From the Wall Street Journal, a column by Rick Santorum.

Excerpt:

[I]n my first 100 days as president, I’ll submit to Congress and work to pass a comprehensive pro-growth and pro-family Economic Freedom Agenda. Here are 10 of its main initiatives:

  • Unleash America’s energy. I’ll approve the Keystone Pipeline for jobs and energy security, and sign an order on day one unleashing America’s domestic energy production, allowing states to choose where they want to explore for oil and natural gas and to set their own regulations for hydrofracking.
  • Stop job-killing regulation. All Obama administration regulations that have an economic burden over $100 million will be repealed, including the Environmental Protection Agency rule on CO2 emissions that’s already shut down six power plants. I’ll review all regulations, making sure they use sound science and cost benefit analysis.
  • A pro-growth, pro-family tax policy. I’ll submit to Congress comprehensive tax policies to strengthen opportunity in our country, with only two income tax rates of 10% and 28%. To help families, I’ll triple the personal deduction for children and eliminate the marriage tax penalty.

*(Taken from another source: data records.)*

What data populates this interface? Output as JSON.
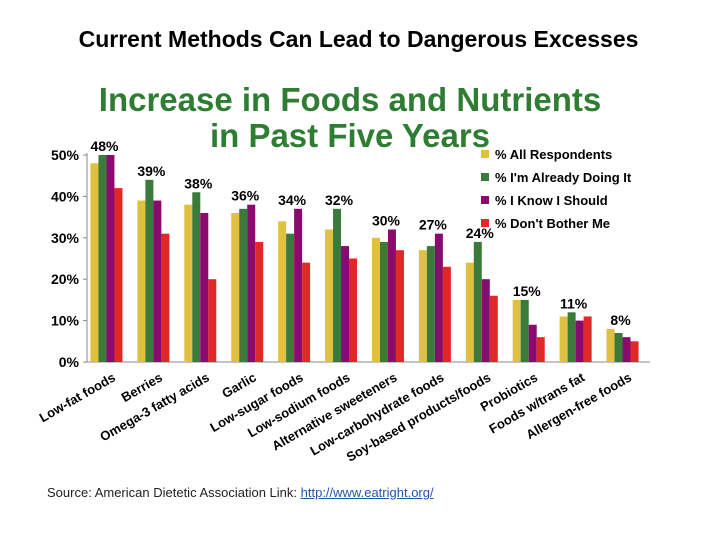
{
  "slide": {
    "title": "Current Methods Can Lead to Dangerous Excesses",
    "source_prefix": "Source: American Dietetic Association Link:",
    "source_link": "http://www.eatright.org/"
  },
  "chart_data": {
    "type": "bar",
    "title_line1": "Increase in Foods and Nutrients",
    "title_line2": "in Past Five Years",
    "categories": [
      "Low-fat foods",
      "Berries",
      "Omega-3 fatty acids",
      "Garlic",
      "Low-sugar foods",
      "Low-sodium foods",
      "Alternative sweeteners",
      "Low-carbohydrate foods",
      "Soy-based products/foods",
      "Probiotics",
      "Foods w/trans fat",
      "Allergen-free foods"
    ],
    "series": [
      {
        "name": "% All Respondents",
        "color": "#e0c040",
        "values": [
          48,
          39,
          38,
          36,
          34,
          32,
          30,
          27,
          24,
          15,
          11,
          8
        ]
      },
      {
        "name": "% I'm Already Doing It",
        "color": "#3a7a3a",
        "values": [
          50,
          44,
          41,
          37,
          31,
          37,
          29,
          28,
          29,
          15,
          12,
          7
        ]
      },
      {
        "name": "% I Know I Should",
        "color": "#8b0a6e",
        "values": [
          50,
          39,
          36,
          38,
          37,
          28,
          32,
          31,
          20,
          9,
          10,
          6
        ]
      },
      {
        "name": "% Don't Bother Me",
        "color": "#e02828",
        "values": [
          42,
          31,
          20,
          29,
          24,
          25,
          27,
          23,
          16,
          6,
          11,
          5
        ]
      }
    ],
    "data_labels": [
      "48%",
      "39%",
      "38%",
      "36%",
      "34%",
      "32%",
      "30%",
      "27%",
      "24%",
      "15%",
      "11%",
      "8%"
    ],
    "y_ticks": [
      "0%",
      "10%",
      "20%",
      "30%",
      "40%",
      "50%"
    ],
    "ylim": [
      0,
      50
    ],
    "legend_position": "top-right",
    "grid": false
  }
}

  • Restore America’s competitiveness. The corporate tax rate should be halved, to a flat rate of 17.5%. Corporations should be allowed to expense all business equipment and investment. Taxes on corporate earnings repatriated from overseas should be eliminated to bring home manufacturing. I’ll take the lead on tort reform to lower costs to consumers.
  • Rein in spending. I’ll propose spending cuts of $5 trillion over five years, including cuts for the remainder of fiscal year 2013. I’ll propose budgets that spend less money each year than prior years, and I’ll reduce the nondefense-related federal work force by at least 10%, without replacing them with private contractors.

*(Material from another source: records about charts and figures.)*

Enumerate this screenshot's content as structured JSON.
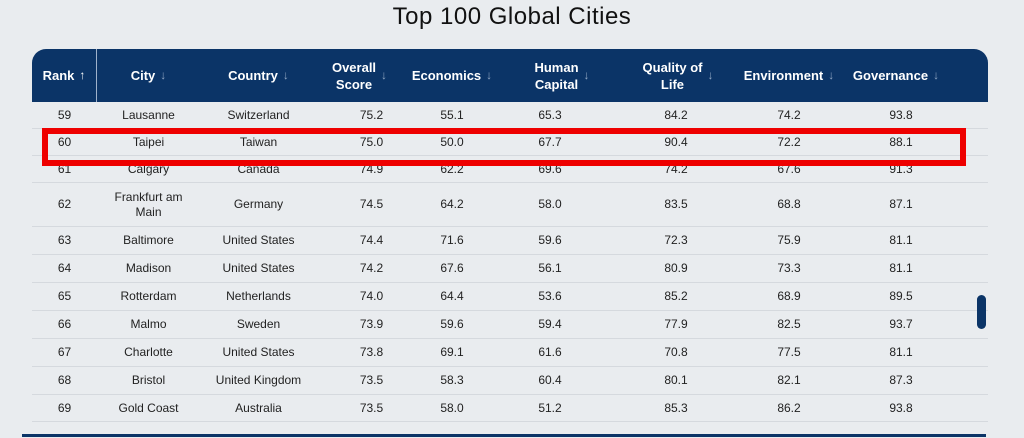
{
  "title": "Top 100 Global Cities",
  "columns": [
    {
      "key": "rank",
      "lines": [
        "Rank"
      ],
      "arrow": "↑",
      "active": true
    },
    {
      "key": "city",
      "lines": [
        "City"
      ],
      "arrow": "↓",
      "active": false
    },
    {
      "key": "country",
      "lines": [
        "Country"
      ],
      "arrow": "↓",
      "active": false
    },
    {
      "key": "overall",
      "lines": [
        "Overall",
        "Score"
      ],
      "arrow": "↓",
      "active": false
    },
    {
      "key": "econ",
      "lines": [
        "Economics"
      ],
      "arrow": "↓",
      "active": false
    },
    {
      "key": "human",
      "lines": [
        "Human",
        "Capital"
      ],
      "arrow": "↓",
      "active": false
    },
    {
      "key": "qol",
      "lines": [
        "Quality of",
        "Life"
      ],
      "arrow": "↓",
      "active": false
    },
    {
      "key": "env",
      "lines": [
        "Environment"
      ],
      "arrow": "↓",
      "active": false
    },
    {
      "key": "gov",
      "lines": [
        "Governance"
      ],
      "arrow": "↓",
      "active": false
    }
  ],
  "rows": [
    {
      "rank": "59",
      "city": "Lausanne",
      "country": "Switzerland",
      "overall": "75.2",
      "econ": "55.1",
      "human": "65.3",
      "qol": "84.2",
      "env": "74.2",
      "gov": "93.8"
    },
    {
      "rank": "60",
      "city": "Taipei",
      "country": "Taiwan",
      "overall": "75.0",
      "econ": "50.0",
      "human": "67.7",
      "qol": "90.4",
      "env": "72.2",
      "gov": "88.1"
    },
    {
      "rank": "61",
      "city": "Calgary",
      "country": "Canada",
      "overall": "74.9",
      "econ": "62.2",
      "human": "69.6",
      "qol": "74.2",
      "env": "67.6",
      "gov": "91.3"
    },
    {
      "rank": "62",
      "city": "Frankfurt am Main",
      "country": "Germany",
      "overall": "74.5",
      "econ": "64.2",
      "human": "58.0",
      "qol": "83.5",
      "env": "68.8",
      "gov": "87.1"
    },
    {
      "rank": "63",
      "city": "Baltimore",
      "country": "United States",
      "overall": "74.4",
      "econ": "71.6",
      "human": "59.6",
      "qol": "72.3",
      "env": "75.9",
      "gov": "81.1"
    },
    {
      "rank": "64",
      "city": "Madison",
      "country": "United States",
      "overall": "74.2",
      "econ": "67.6",
      "human": "56.1",
      "qol": "80.9",
      "env": "73.3",
      "gov": "81.1"
    },
    {
      "rank": "65",
      "city": "Rotterdam",
      "country": "Netherlands",
      "overall": "74.0",
      "econ": "64.4",
      "human": "53.6",
      "qol": "85.2",
      "env": "68.9",
      "gov": "89.5"
    },
    {
      "rank": "66",
      "city": "Malmo",
      "country": "Sweden",
      "overall": "73.9",
      "econ": "59.6",
      "human": "59.4",
      "qol": "77.9",
      "env": "82.5",
      "gov": "93.7"
    },
    {
      "rank": "67",
      "city": "Charlotte",
      "country": "United States",
      "overall": "73.8",
      "econ": "69.1",
      "human": "61.6",
      "qol": "70.8",
      "env": "77.5",
      "gov": "81.1"
    },
    {
      "rank": "68",
      "city": "Bristol",
      "country": "United Kingdom",
      "overall": "73.5",
      "econ": "58.3",
      "human": "60.4",
      "qol": "80.1",
      "env": "82.1",
      "gov": "87.3"
    },
    {
      "rank": "69",
      "city": "Gold Coast",
      "country": "Australia",
      "overall": "73.5",
      "econ": "58.0",
      "human": "51.2",
      "qol": "85.3",
      "env": "86.2",
      "gov": "93.8"
    }
  ],
  "highlight_color": "#ee0000",
  "header_color": "#0b3467"
}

  • Repeal and replace ObamaCare. I’ll submit legislation to repeal ObamaCare, and on day one issue an executive order ending related regulatory obligations on the states. I’ll work with Congress to replace ObamaCare with competitive insurance choices to improve quality and limit the costs of health care, while protecting those with uninsurable health conditions. In contrast, Gov. Romney signed into law RomneyCare, which provided the model for ObamaCare. Its best-known feature is its overreaching individual health-care mandate. But it shares over a dozen other similarities with ObamaCare and has given Massachusetts the highest health-care premiums in the nation, and longer waits for health care.
  • Balance the budget. I’ll submit to Congress a budget that will balance within four years and call on Congress to pass a balanced-budget amendment to the Constitution which limits federal spending to 18% of GDP.

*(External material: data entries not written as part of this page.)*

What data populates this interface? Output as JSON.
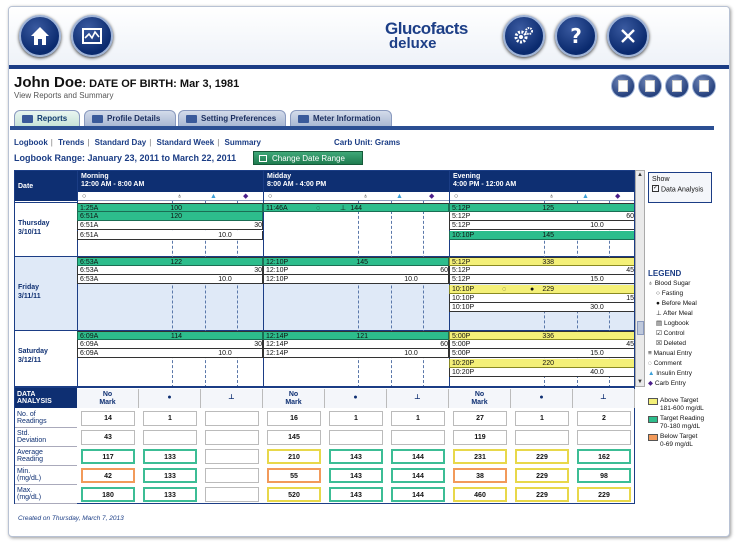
{
  "header": {
    "logo_line1": "Glucofacts",
    "logo_line2": "deluxe"
  },
  "patient": {
    "name": "John Doe",
    "dob_label": ": DATE OF BIRTH: ",
    "dob": "Mar 3, 1981",
    "subtitle": "View Reports and Summary"
  },
  "tabs": [
    {
      "label": "Reports"
    },
    {
      "label": "Profile Details"
    },
    {
      "label": "Setting Preferences"
    },
    {
      "label": "Meter Information"
    }
  ],
  "subnav": {
    "items": [
      "Logbook",
      "Trends",
      "Standard Day",
      "Standard Week",
      "Summary"
    ],
    "carb_unit": "Carb Unit: Grams"
  },
  "range": {
    "label": "Logbook Range: January 23, 2011 to March 22, 2011",
    "button": "Change Date Range"
  },
  "logbook": {
    "date_header": "Date",
    "periods": [
      {
        "name": "Morning",
        "time": "12:00 AM - 8:00 AM"
      },
      {
        "name": "Midday",
        "time": "8:00 AM - 4:00 PM"
      },
      {
        "name": "Evening",
        "time": "4:00 PM - 12:00 AM"
      }
    ],
    "days": [
      {
        "day": "Thursday",
        "date": "3/10/11"
      },
      {
        "day": "Friday",
        "date": "3/11/11"
      },
      {
        "day": "Saturday",
        "date": "3/12/11"
      }
    ],
    "rows": {
      "thu_m": [
        {
          "t": "1:25A",
          "bg": "100",
          "c": "g"
        },
        {
          "t": "6:51A",
          "bg": "120",
          "c": "g"
        },
        {
          "t": "6:51A",
          "carb": "30"
        },
        {
          "t": "6:51A",
          "ins": "10.0"
        }
      ],
      "thu_d": [
        {
          "t": "11:46A",
          "bg": "144",
          "c": "g",
          "mk": "after"
        }
      ],
      "thu_e": [
        {
          "t": "5:12P",
          "bg": "125",
          "c": "g"
        },
        {
          "t": "5:12P",
          "carb": "60"
        },
        {
          "t": "5:12P",
          "ins": "10.0"
        },
        {
          "t": "10:10P",
          "bg": "145",
          "c": "g"
        }
      ],
      "fri_m": [
        {
          "t": "6:53A",
          "bg": "122",
          "c": "g"
        },
        {
          "t": "6:53A",
          "carb": "30"
        },
        {
          "t": "6:53A",
          "ins": "10.0"
        }
      ],
      "fri_d": [
        {
          "t": "12:10P",
          "bg": "145",
          "c": "g"
        },
        {
          "t": "12:10P",
          "carb": "60"
        },
        {
          "t": "12:10P",
          "ins": "10.0"
        }
      ],
      "fri_e": [
        {
          "t": "5:12P",
          "bg": "338",
          "c": "y"
        },
        {
          "t": "5:12P",
          "carb": "45"
        },
        {
          "t": "5:12P",
          "ins": "15.0"
        },
        {
          "t": "10:10P",
          "bg": "229",
          "c": "y",
          "mk": "before"
        },
        {
          "t": "10:10P",
          "carb": "15"
        },
        {
          "t": "10:10P",
          "ins": "30.0"
        }
      ],
      "sat_m": [
        {
          "t": "6:09A",
          "bg": "114",
          "c": "g"
        },
        {
          "t": "6:09A",
          "carb": "30"
        },
        {
          "t": "6:09A",
          "ins": "10.0"
        }
      ],
      "sat_d": [
        {
          "t": "12:14P",
          "bg": "121",
          "c": "g"
        },
        {
          "t": "12:14P",
          "carb": "60"
        },
        {
          "t": "12:14P",
          "ins": "10.0"
        }
      ],
      "sat_e": [
        {
          "t": "5:00P",
          "bg": "336",
          "c": "y"
        },
        {
          "t": "5:00P",
          "carb": "45"
        },
        {
          "t": "5:00P",
          "ins": "15.0"
        },
        {
          "t": "10:20P",
          "bg": "220",
          "c": "y"
        },
        {
          "t": "10:20P",
          "ins": "40.0"
        }
      ]
    }
  },
  "analysis": {
    "title_l1": "DATA",
    "title_l2": "ANALYSIS",
    "cols": [
      "No Mark",
      "before",
      "after",
      "No Mark",
      "before",
      "after",
      "No Mark",
      "before",
      "after"
    ],
    "row_labels": [
      "No. of Readings",
      "Std. Deviation",
      "Average Reading",
      "Min. (mg/dL)",
      "Max. (mg/dL)"
    ],
    "values": [
      [
        "14",
        "1",
        "",
        "16",
        "1",
        "1",
        "27",
        "1",
        "2"
      ],
      [
        "43",
        "",
        "",
        "145",
        "",
        "",
        "119",
        "",
        ""
      ],
      [
        "117",
        "133",
        "",
        "210",
        "143",
        "144",
        "231",
        "229",
        "162"
      ],
      [
        "42",
        "133",
        "",
        "55",
        "143",
        "144",
        "38",
        "229",
        "98"
      ],
      [
        "180",
        "133",
        "",
        "520",
        "143",
        "144",
        "460",
        "229",
        "229"
      ]
    ],
    "colors": [
      [
        "",
        "",
        "",
        "",
        "",
        "",
        "",
        "",
        ""
      ],
      [
        "",
        "",
        "",
        "",
        "",
        "",
        "",
        "",
        ""
      ],
      [
        "g",
        "g",
        "",
        "y",
        "g",
        "g",
        "y",
        "y",
        "g"
      ],
      [
        "o",
        "g",
        "",
        "o",
        "g",
        "g",
        "o",
        "y",
        "g"
      ],
      [
        "g",
        "g",
        "",
        "y",
        "g",
        "g",
        "y",
        "y",
        "y"
      ]
    ]
  },
  "show": {
    "title": "Show",
    "item": "Data Analysis"
  },
  "legend": {
    "title": "LEGEND",
    "items": [
      "Blood Sugar",
      "Fasting",
      "Before Meal",
      "After Meal",
      "Logbook",
      "Control",
      "Deleted",
      "Manual Entry",
      "Comment",
      "Insulin Entry",
      "Carb Entry"
    ],
    "swatches": [
      {
        "label1": "Above Target",
        "label2": "181-600 mg/dL",
        "color": "#f4f078"
      },
      {
        "label1": "Target Reading",
        "label2": "70-180 mg/dL",
        "color": "#2dbd8c"
      },
      {
        "label1": "Below Target",
        "label2": "0-69 mg/dL",
        "color": "#f29a5a"
      }
    ]
  },
  "footer": "Created on Thursday, March 7, 2013"
}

  • Negotiate and submit free trade agreements. Because many Americans work for companies which export, I’ll initiate negotiations in the first 100 days and submit to Congress five free trade agreements during my first year in office to increase exports.
  • Reform entitlements. I’ll cut means-tested entitlement programs by 10% across the board, freeze them for four years, and block grant them to states—as I did as the author of welfare reform in 1996. I’ll reform Medicare and Social Security so they are fiscally sustainable for seniors and young people.
  • Revive housing. I’ll submit plans to Congress to phase out within several years Fannie Mae and Freddie Mac’s federal housing role, reform and make transparent the Federal Reserve, and allow families whose mortgages are “underwater” to deduct losses from the sale of their home in order to get a fresh start in difficult economic times.

According to the Wall Street Journal, Santorum’s a “supply-sider for the working man“.